Combined with Bruce Gradkowski's promotion in the wake of Chris Simms' injury, it's a move that potentially could result in the Buccaneers suddenly starting three rookies on the offensive side of the ball. That could be the case once first-round pick Davin Joseph – the slated starter at right guard at the end of the preseason – returns from an injured knee. To borrow a phrase from Hall-of-Fame catcher Yogi Berra, that would be déjà vu all over again for the Bucs, who last year started three rookies on offense: running back Cadillac Williams, left guard Dan Buenning and tight end Alex Smith.
"To heck with you guys who said I don't like young players" joked Gruden. "We had three starting rookies last year and we might have three more this year before it's all said and done."
There will be at least two on Sunday in the Big Easy. While he's excited to be one of those rookies getting a chance to play, Trueblood said it was unfortunate it came about because of Walker's ailment.
"I didn't want Kenyatta to get hurt," Trueblood said. "I wanted a chance, and the coaches gave me that chance. I'm going to try and take [advantage] right now and see what happens. I really like Kenyatta as a player and a person, so I was sad to hear that, but you don't play football to just cheer everybody on from the sidelines, to just have good seats. I want to play."

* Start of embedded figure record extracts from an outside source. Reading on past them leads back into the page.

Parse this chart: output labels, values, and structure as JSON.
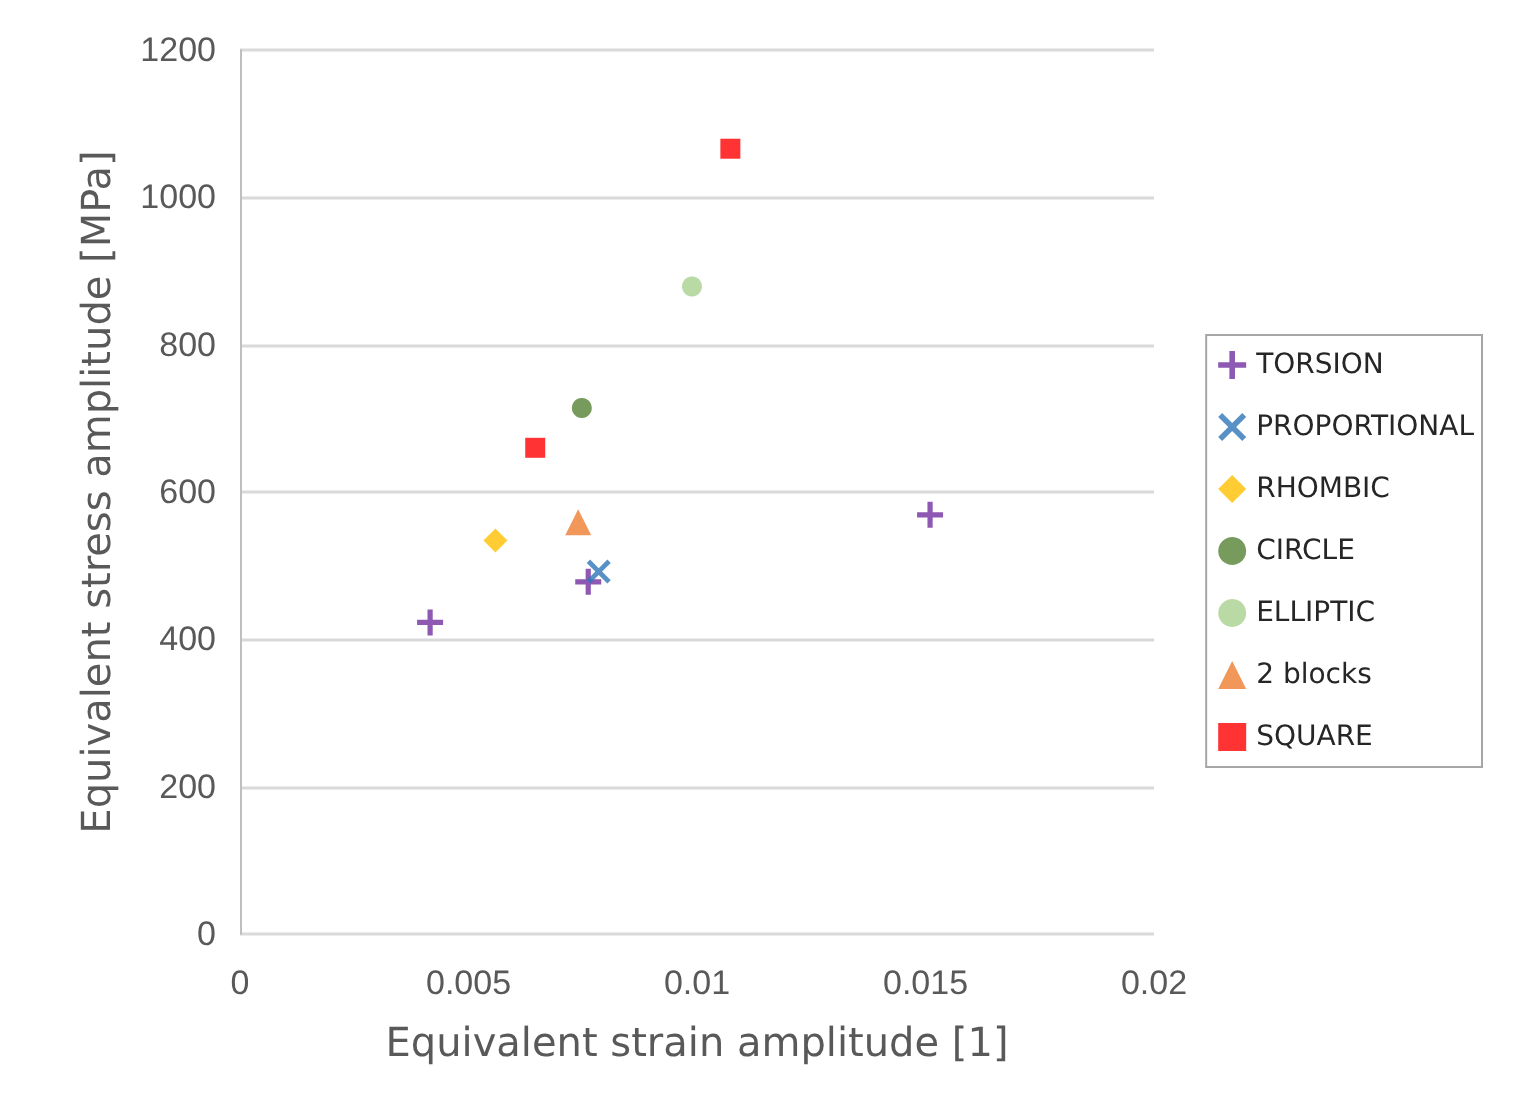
{
  "chart_data": {
    "type": "scatter",
    "xlabel": "Equivalent strain amplitude [1]",
    "ylabel": "Equivalent stress amplitude [MPa]",
    "xlim": [
      0,
      0.02
    ],
    "xticks": [
      0,
      0.005,
      0.01,
      0.015,
      0.02
    ],
    "ylim": [
      0,
      1200
    ],
    "yticks": [
      0,
      200,
      400,
      600,
      800,
      1000,
      1200
    ],
    "grid": "y",
    "legend": "right",
    "series": [
      {
        "name": "TORSION",
        "color": "#7030a0",
        "marker": "plus",
        "x": [
          0.00416,
          0.00762,
          0.0151
        ],
        "values": [
          423,
          478,
          569
        ]
      },
      {
        "name": "PROPORTIONAL",
        "color": "#2e75b6",
        "marker": "cross",
        "x": [
          0.00785
        ],
        "values": [
          492
        ]
      },
      {
        "name": "RHOMBIC",
        "color": "#ffc000",
        "marker": "diamond",
        "x": [
          0.00559
        ],
        "values": [
          534
        ]
      },
      {
        "name": "CIRCLE",
        "color": "#548235",
        "marker": "circle",
        "x": [
          0.00748
        ],
        "values": [
          714
        ]
      },
      {
        "name": "ELLIPTIC",
        "color": "#a9d18e",
        "marker": "circle",
        "x": [
          0.00989
        ],
        "values": [
          879
        ]
      },
      {
        "name": "2 blocks",
        "color": "#ed7d31",
        "marker": "triangle",
        "x": [
          0.0074
        ],
        "values": [
          559
        ]
      },
      {
        "name": "SQUARE",
        "color": "#ff0000",
        "marker": "square",
        "x": [
          0.00646,
          0.01073
        ],
        "values": [
          660,
          1066
        ]
      }
    ]
  }
}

Gruden believes the rookie is ready, thanks in part to an intense training camp in which Trueblood worked hard to make the switch from the left tackle position he played in college to the right tackle spot Buccaneers coaches envisioned him one day solidifying.
"I think he's going to do pretty well," said Gruden. "It's not easy coming in here as a left tackle your whole life and being a right tackle…he's got a great challenge. But he is doing a good job. He's being coached as hard as you can be and he's responded to it."

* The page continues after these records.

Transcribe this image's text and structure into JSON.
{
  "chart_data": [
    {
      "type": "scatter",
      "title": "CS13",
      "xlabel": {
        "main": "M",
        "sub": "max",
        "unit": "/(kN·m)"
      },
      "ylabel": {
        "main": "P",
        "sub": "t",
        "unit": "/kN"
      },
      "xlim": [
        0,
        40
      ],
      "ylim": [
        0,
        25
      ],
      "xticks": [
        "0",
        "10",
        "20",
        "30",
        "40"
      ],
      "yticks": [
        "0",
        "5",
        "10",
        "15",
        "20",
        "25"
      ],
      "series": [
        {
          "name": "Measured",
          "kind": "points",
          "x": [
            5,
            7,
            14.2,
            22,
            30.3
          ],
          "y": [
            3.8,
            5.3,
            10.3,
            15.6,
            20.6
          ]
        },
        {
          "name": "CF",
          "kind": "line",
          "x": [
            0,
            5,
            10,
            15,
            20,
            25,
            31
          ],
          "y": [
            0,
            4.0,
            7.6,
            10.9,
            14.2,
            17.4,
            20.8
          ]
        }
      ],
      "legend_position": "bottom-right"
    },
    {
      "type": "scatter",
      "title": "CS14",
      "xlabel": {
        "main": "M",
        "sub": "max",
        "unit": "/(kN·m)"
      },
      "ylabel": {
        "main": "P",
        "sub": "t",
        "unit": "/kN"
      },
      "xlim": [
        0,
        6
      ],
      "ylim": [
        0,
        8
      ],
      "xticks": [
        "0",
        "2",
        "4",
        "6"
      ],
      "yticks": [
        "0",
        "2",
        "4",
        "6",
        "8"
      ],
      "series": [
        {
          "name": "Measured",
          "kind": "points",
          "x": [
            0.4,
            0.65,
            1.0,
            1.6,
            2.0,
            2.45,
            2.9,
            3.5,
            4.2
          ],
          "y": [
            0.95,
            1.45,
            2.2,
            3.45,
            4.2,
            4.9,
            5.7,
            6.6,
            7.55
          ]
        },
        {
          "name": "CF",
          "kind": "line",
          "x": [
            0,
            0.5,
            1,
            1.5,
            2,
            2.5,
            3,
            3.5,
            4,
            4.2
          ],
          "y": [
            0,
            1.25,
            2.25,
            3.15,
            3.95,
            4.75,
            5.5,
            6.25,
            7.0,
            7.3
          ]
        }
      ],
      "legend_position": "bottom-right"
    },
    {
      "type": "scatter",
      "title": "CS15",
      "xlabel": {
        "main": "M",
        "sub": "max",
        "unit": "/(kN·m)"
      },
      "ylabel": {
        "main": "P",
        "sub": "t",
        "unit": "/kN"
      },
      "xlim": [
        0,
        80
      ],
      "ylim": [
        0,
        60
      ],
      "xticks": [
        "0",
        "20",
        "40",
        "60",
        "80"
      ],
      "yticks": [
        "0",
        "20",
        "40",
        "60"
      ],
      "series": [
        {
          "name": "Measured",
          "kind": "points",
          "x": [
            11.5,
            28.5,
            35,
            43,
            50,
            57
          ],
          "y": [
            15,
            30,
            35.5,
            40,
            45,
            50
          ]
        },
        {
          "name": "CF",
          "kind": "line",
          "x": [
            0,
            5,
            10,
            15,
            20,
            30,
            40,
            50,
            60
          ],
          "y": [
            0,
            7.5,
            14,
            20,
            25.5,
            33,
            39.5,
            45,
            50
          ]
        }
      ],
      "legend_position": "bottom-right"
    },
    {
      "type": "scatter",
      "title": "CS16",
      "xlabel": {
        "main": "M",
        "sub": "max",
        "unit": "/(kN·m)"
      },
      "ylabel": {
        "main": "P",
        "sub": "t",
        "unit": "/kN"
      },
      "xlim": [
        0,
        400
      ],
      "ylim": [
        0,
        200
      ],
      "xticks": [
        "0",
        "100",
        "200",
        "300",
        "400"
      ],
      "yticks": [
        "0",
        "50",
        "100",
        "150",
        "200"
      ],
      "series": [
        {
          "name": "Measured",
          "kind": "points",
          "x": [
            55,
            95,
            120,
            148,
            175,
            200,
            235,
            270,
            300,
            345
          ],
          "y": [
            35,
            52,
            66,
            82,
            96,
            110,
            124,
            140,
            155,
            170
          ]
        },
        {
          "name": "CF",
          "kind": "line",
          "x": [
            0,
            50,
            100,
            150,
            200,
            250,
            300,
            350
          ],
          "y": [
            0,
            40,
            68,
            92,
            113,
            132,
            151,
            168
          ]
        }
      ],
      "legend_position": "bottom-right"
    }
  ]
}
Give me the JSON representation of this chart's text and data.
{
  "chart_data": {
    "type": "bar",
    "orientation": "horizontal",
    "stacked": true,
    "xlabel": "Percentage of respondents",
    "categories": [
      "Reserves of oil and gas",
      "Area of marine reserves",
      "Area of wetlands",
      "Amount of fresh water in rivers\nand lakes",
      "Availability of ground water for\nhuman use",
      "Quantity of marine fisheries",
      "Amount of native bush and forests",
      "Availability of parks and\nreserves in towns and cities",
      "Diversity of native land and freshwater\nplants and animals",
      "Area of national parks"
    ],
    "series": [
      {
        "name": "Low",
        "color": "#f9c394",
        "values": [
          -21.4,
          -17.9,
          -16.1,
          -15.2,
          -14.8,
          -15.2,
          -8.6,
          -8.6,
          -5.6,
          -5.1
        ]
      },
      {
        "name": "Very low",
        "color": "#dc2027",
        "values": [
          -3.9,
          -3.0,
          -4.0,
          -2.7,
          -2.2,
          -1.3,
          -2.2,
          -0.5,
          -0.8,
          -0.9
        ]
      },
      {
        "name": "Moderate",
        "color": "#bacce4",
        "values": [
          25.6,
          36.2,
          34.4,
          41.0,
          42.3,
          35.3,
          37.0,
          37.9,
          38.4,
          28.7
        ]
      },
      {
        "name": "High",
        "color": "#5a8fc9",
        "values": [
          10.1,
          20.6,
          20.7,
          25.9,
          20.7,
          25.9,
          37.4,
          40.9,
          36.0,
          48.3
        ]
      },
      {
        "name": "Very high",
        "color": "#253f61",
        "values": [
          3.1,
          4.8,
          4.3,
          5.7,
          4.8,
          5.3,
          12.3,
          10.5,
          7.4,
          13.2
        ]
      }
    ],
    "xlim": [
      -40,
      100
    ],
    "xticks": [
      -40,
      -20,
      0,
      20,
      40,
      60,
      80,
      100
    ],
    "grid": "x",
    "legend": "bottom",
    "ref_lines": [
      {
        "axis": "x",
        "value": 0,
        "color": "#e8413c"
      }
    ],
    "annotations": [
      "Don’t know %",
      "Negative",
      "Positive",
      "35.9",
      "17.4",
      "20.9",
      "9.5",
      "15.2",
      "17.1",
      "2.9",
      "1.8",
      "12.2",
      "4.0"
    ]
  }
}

For Trueblood, the transition initially presented its fair share of difficulties but is now something he considers a non-issue.

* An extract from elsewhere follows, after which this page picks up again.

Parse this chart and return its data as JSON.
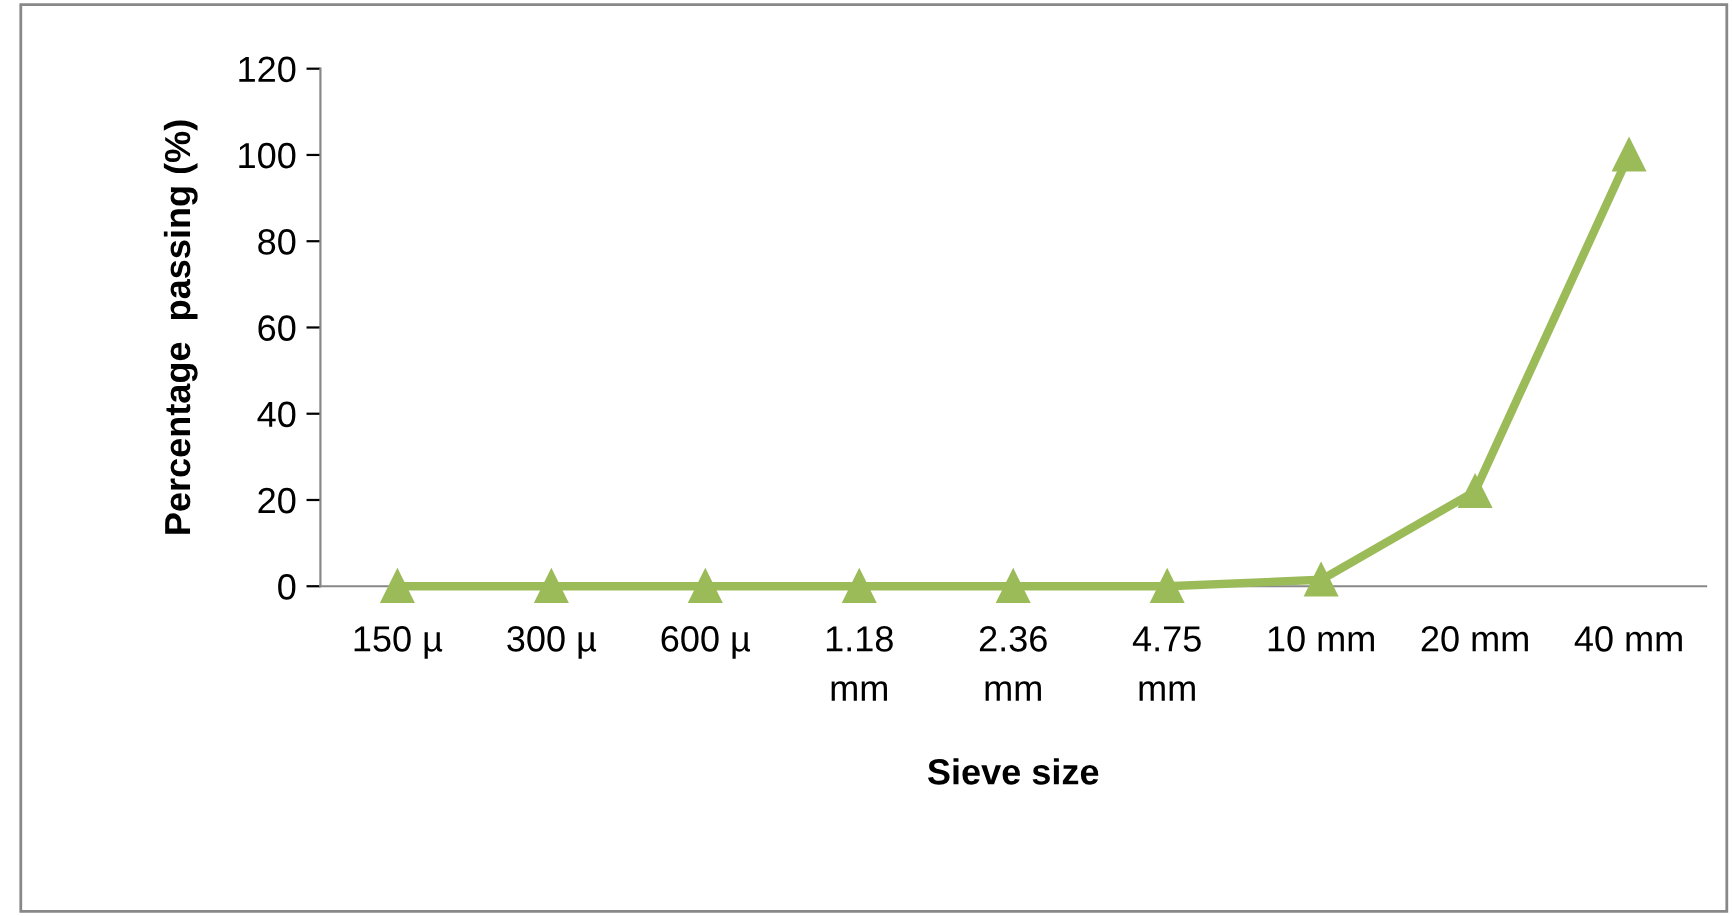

"It's difficult in the sense that your whole body is just like muscle-memory," Trueblood said of changing positions. "You do things over and over and over, and you get used to doing it that way. I guess one thing is that I never learned how to pass block out of a right-hand stance. That was my only major adjustment, which is fine now.
"I think it was well-documented in a few publications in the very beginning how rough it was, but since then everything has gone smoothly. I've had enough time to practice it, so it should be comfortable by now."
It has to be. Against New Orleans, the Buccaneers will count on the 6-8, 316-pound rookie to help neutralize the Saints' pass rush, particularly left defensive end Charles Grant. That's no small task. Since 2002, Grant has amassed 30 sacks – more than any other Saints' defender. Defending against the 6-3, 290-pound Grant will require every bit of Trueblood's size and agility. Unlike the smaller, quicker Buccaneers' defensive ends who Trueblood is accustomed to practicing against, Grant is a larger end who is just as likely to use his power to bull-rush Trueblood.
And though he may be bull-rushed, Trueblood isn't expecting to be bullied. He acknowledges that the Saints' defensive linemen are talented, but he says he is approaching his assignment with the utmost confidence.
"I'm going to take everything everybody has told me to heart, but as far as I am concerned, my biggest thing for making sure I do well is to just go in there with an extreme amount of confidence," he said. "I have to just to go in there and know that I can do it – not just play well but dominate.
"I just want to go out there and play ball. I've been standing on the sidelines this whole season just waiting to play. Now I'm ready to do that."